Tone - sounds good, though always tough to tell for certain on computer mics and speakers. But nothing that sound horribly out of place in that regard.
Tuning - too early to tell. You’ve got to give your new creation some time to breathe. Don’t expect it to play perfectly in tune and quietly and easily right off the mark…give it time - usually a month or two is best if you can make it that long. ![]()
Fingering - spend some time working out some different fingering patterns. You may have one reed that likes a Cnat played one way, and a different reed (in the same chanter mind you) that like it another. This is the joy of piping.
Sounds like you’re coming on quite well however, and my best wishes to you for diving in and working out your reed. I’ve always mantained that one of the best ways to udnerstand what they can do, can’t do and simply WON’T do is to dive in head first and make a bunch yourself. ![]()
Cheers! And do keep us posted!
Bri~
All the dorking with your reed has probably compromised it for no reason. Try putting a rush into the staple, a fat guitar string, maybe even doubled over. Childress reeds themselves are very predictable and stable in playing an F# vented Cnat in great tune–wide bore concert D chanters anyway. But I’ve run into the same problem you seem to describe even using Bruce’s own staples making my own, with an unstable Cnat using only the F# vent. An F# with G open vent does produce a good Cnat in those few aberrant reeds I’ve made. This latter is the most common, if not entirely standard fingering for narrow bore chanters you should note however.
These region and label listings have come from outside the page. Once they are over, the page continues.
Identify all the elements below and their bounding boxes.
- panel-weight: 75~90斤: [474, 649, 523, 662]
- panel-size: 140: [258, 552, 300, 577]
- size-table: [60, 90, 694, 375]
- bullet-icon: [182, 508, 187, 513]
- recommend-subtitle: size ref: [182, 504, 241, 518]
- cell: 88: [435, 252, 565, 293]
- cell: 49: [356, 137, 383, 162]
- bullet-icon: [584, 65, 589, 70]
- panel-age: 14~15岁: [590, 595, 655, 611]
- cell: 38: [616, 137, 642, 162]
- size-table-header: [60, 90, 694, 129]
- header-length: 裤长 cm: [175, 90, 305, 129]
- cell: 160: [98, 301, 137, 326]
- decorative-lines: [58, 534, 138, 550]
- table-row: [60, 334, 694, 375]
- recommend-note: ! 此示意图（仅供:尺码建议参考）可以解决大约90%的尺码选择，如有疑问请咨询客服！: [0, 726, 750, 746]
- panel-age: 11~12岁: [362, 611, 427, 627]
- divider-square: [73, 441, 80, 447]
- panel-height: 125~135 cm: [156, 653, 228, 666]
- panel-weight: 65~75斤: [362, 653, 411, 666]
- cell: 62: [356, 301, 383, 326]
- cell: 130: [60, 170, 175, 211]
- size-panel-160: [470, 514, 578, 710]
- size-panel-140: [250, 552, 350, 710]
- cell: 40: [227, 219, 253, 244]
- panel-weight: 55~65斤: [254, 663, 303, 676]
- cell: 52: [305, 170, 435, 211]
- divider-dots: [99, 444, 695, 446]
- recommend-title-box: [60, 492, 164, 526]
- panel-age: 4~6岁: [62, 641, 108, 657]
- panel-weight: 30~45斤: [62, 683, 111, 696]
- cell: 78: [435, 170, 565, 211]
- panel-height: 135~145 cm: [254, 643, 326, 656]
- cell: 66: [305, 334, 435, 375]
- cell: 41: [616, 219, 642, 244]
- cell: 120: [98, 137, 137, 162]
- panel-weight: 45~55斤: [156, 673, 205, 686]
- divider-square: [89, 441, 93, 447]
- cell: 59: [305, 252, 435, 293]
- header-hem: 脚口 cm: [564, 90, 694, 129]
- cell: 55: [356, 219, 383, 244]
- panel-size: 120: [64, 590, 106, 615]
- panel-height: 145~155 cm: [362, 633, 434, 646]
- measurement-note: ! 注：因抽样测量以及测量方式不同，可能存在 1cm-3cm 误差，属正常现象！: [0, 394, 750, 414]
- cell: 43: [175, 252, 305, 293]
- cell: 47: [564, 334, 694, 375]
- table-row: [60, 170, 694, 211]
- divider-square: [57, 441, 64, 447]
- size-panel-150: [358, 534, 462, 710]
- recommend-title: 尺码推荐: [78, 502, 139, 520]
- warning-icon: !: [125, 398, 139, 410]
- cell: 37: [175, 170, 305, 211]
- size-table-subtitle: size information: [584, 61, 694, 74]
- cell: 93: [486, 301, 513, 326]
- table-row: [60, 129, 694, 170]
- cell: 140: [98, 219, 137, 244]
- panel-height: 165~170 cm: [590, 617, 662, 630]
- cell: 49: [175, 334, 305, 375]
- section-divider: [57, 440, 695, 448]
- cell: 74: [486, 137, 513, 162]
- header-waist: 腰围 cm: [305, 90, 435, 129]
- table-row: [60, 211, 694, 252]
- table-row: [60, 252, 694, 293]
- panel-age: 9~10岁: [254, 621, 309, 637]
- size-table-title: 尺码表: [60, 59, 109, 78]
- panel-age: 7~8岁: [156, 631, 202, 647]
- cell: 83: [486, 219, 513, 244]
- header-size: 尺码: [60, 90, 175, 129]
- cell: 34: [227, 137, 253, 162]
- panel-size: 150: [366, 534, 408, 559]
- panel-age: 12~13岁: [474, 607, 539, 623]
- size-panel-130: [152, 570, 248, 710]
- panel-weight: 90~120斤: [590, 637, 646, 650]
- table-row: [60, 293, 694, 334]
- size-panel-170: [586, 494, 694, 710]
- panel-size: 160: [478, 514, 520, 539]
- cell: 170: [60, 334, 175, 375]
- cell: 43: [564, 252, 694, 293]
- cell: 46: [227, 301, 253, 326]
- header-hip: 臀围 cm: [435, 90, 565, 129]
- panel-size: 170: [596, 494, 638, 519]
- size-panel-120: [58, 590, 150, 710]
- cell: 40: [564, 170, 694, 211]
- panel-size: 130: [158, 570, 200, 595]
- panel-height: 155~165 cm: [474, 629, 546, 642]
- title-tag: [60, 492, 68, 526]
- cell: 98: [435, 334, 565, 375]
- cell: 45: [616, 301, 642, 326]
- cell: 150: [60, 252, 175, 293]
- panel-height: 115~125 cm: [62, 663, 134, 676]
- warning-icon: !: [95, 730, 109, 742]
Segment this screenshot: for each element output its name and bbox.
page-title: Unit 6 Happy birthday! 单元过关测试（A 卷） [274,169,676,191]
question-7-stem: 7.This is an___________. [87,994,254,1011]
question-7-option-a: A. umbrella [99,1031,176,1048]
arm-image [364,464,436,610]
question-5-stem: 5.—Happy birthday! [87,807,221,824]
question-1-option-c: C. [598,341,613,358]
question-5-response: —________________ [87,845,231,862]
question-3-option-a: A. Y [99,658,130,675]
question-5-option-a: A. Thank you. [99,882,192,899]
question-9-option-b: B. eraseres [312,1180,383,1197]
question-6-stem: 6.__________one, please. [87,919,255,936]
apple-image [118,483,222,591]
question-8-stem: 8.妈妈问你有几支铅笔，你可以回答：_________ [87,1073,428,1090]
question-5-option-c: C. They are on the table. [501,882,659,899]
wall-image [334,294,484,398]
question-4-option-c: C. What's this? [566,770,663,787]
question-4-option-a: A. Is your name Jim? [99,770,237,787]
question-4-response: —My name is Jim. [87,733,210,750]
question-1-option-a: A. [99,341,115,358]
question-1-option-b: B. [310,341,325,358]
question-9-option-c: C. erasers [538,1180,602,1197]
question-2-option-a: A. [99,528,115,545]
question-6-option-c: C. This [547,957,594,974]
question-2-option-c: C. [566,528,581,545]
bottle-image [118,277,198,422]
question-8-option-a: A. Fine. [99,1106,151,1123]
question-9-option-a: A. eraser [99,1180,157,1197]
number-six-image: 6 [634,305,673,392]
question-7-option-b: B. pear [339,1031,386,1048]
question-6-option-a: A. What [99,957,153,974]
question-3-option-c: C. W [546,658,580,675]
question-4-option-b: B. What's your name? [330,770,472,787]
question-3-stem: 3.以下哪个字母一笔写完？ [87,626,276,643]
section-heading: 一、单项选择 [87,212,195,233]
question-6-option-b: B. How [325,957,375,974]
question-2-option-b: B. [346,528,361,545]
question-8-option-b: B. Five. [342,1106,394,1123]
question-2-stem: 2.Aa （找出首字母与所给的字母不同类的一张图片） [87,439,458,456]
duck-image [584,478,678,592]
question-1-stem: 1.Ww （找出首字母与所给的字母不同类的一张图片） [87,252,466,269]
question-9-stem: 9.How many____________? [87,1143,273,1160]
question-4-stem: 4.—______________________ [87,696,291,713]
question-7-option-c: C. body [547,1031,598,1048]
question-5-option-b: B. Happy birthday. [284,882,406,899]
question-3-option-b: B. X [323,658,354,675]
I don’t buy your GHB-based strict fingering argument except that essentially all wide bore D’s use the F# only vent, yours do as well, and there’s no point settling for a reed that won’t finger a Cnat properly in a chanter that should play it easily with standard fingering. Apart from that, go back to Highland pipes if you can’t get your head around cheating fingering schemes nonstop all during play for effect and intonation on the fly. That’s basically the way you play UP.
In any case, try the rush trick, see if Cnat plays true and stably, I don’t know exactly why it works but it has worked several times incredibly well. What you’ve got is an internal head or staple problem, volume, length, width etc, a dimensional problem, almost certainly. Something not quite right there internally, not externally. If anything you do externally helps it, it’s probably at the expense of fouling up other performance characteristics.

Royce … er … Donald, that’s a nice looking chanter. What’s the top right key for, high D?
djm
Looks like it might be a Bb key.
Opening beer bottles. I have several sturdy keys as you can well see designed for fitting several sizes of bottles.